San Jose's Xactly delivers an exacting case study for our Growth Capital structure
News report: Xactly Corp. (NASDAQ:XTLY) Issues Q1 Earnings Results, Beats Estimates By $0.06 EPS
If there ever was an exacting case study for the benefits of Wellington Financial’s True Growth Capital, San Jose’s Xactly Corp. is it.
Xactly (NYSE:XTLY) provides SaaS-based solutions to manage sales compensation / incentives for employees of a company. Properly defined and administered plans can increase profits, control expenses and drive quarter-over-quarter results. For many companies, the traditional method of using excel spreadsheets is inefficient, both fraught with errors and labour intensive. Some large software companies offer sales compensation modules (such as Oracle), but they are not as detailed/tailored as this affordable on-demand sales compensation solution.
Founded in 2005, Xactly is headquartered in San Jose, California and has offices in Denver, London UK, and a development office overseas. The Company had previously raised US$75M from a number of venture capital investors, including Alloy Ventures, Bay Partners, Key Venture Partners, Polaris Venture Partners, Rembrandt Venture Partners, Outlook Venture, European Founders Fund and Bridegescale Partners. Salesforce.com was also a minor investor, as Xactly offered up by Salesforce’s own team when its clientele wanted a quota management solution. The most recent VC round was in June 2011.
Our first Xactly financing was in May 2013. A US$12M slug of non-amortizing debt that sat quietly junior to Xactly’s existing commercial bank revolving line of credit. The company was showing great growth, had supportive VCs, and definite plans to hit the public window. With the all-important 30%+ top line growth rate, and trailing annual revenue for FYE Jan/13 of US$36.6M (72% of which was SaaS, with the balance being pro serv), the company had attracted the attention of Wall Street’s bulge bracket investment banks.
The question before the Board and Management was simple: How do we finance our burn while we wait for JP Morgan’s Cristina Morgan to tell us that the IPO window is open for small cap SaaS deals?
The VCs around the table more than likely had money reserved to fund the story, naturally, but every incremental new dollar they draw from their own Limited Partners needs to have a chance of generating an Internal Rate of Return of at least 35% (generally speaking). If you’re a pension plan with an allocation to Alternatives, you understand that a VC fund needs to “support” its existing names; but you still want them to earn your targeted net return on every additional dollar they draw down. If not, the VC is actually “hurting” the potential total return of your allocation to the asset class. Both from a Return on Invested Capital standpoint as well as an IRR one.

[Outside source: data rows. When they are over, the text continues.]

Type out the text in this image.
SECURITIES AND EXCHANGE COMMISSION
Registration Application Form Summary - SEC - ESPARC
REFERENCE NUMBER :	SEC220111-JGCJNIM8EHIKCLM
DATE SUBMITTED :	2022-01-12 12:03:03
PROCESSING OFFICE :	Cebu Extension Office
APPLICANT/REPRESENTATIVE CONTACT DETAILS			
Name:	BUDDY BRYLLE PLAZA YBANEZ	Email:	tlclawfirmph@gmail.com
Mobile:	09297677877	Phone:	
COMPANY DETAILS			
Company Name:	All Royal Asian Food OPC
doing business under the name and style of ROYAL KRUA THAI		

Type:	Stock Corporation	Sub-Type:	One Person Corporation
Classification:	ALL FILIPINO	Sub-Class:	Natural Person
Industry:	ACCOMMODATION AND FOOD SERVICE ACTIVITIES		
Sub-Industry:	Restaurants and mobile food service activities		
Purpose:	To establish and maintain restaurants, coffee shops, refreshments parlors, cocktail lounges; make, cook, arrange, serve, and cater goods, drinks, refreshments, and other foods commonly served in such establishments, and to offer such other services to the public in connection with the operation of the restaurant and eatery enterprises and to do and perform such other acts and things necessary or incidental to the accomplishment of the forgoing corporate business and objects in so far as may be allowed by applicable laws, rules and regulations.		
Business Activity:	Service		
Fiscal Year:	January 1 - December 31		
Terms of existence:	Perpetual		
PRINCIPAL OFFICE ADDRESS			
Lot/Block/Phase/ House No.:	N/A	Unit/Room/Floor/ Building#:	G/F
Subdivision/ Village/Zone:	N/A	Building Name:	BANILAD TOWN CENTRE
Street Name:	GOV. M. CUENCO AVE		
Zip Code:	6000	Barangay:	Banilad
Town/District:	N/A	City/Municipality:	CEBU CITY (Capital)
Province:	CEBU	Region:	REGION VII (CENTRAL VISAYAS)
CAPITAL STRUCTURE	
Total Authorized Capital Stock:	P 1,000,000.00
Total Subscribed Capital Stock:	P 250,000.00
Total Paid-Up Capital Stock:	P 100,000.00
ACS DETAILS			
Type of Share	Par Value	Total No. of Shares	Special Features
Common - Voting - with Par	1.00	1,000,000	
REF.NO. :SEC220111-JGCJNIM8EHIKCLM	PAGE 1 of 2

That’s where our firm comes in.
With an all-in cost of capital in the Teens, and no amortization payments over the 5 year life of our US$12M loan, Xactly’s CFO put our financing to work to grow the business. 17 months later, when most debt funds and banks want to see their loan start to amortize, the tech IPO window still hadn’t opened. Happily, Xactly’s biv dev opportunities were no where near exhausted. But those plans required additional capital, so we led a new US$25M junior debt round with an incremental US$13M going into the business in October 2014.
For Xactly’s management and founders, the benefits of our True Growth Capital were clear. Having already raised US$75M from VCs, the incremental dilution that would have flowed from another US$25M of equity capital in the two year lead-up to the IPO would have been punative, whatever the valuation. For JP Morgan, as lead underwriter, they benefitted too for not having to worry about explaining why the equity round immediately leading up to the IPO was priced at “X/share” versus “Y/share”, and why whatever post-round valuation lift was sought was justified.
If you had a peek at the SEC S-1, you’d see that Xactly had grown its quarterly revenue to US$17.8M as of the quarter ending April 2015, the quarter immediately prior to the June 2015 NYSE IPO.
Quarterly run rate SaaS revenue had grown by ~30% over the prior twelve months, which kept the company firmly in the IPO queue. When the time came to market, the IPO calendar had produced some choppy results for the institutional buyers who play on such deals. That gave “Mr. Market” leverage, and “he” pushed the range of the proposed offering down to US$8 — but the US$60M IPO got done just the same. Our loans were paid off using part of the proceeds of the IPO, and
Yesterday, Xactly released its quarterly earnings results. The company reported ($0.09) EPS, topping the consensus estimate of ($0.15) by $0.06. Our San Jose-based Fund IV portfolio co had revenue of US$23.30 million for the quarter, compared to analysts’ expectations of US$22.08 million
Quarterly revenue was up 30.9% compared to the same quarter last year.
The stock is now up about 40% post-IPO, while the NASDAQ is off a snick. That’s fabulous performance on both an absolute and relative basis.
Everyone’s happy. And while it takes a village, Xactly is the perfect example of what can be done with our patient True Growth Capital.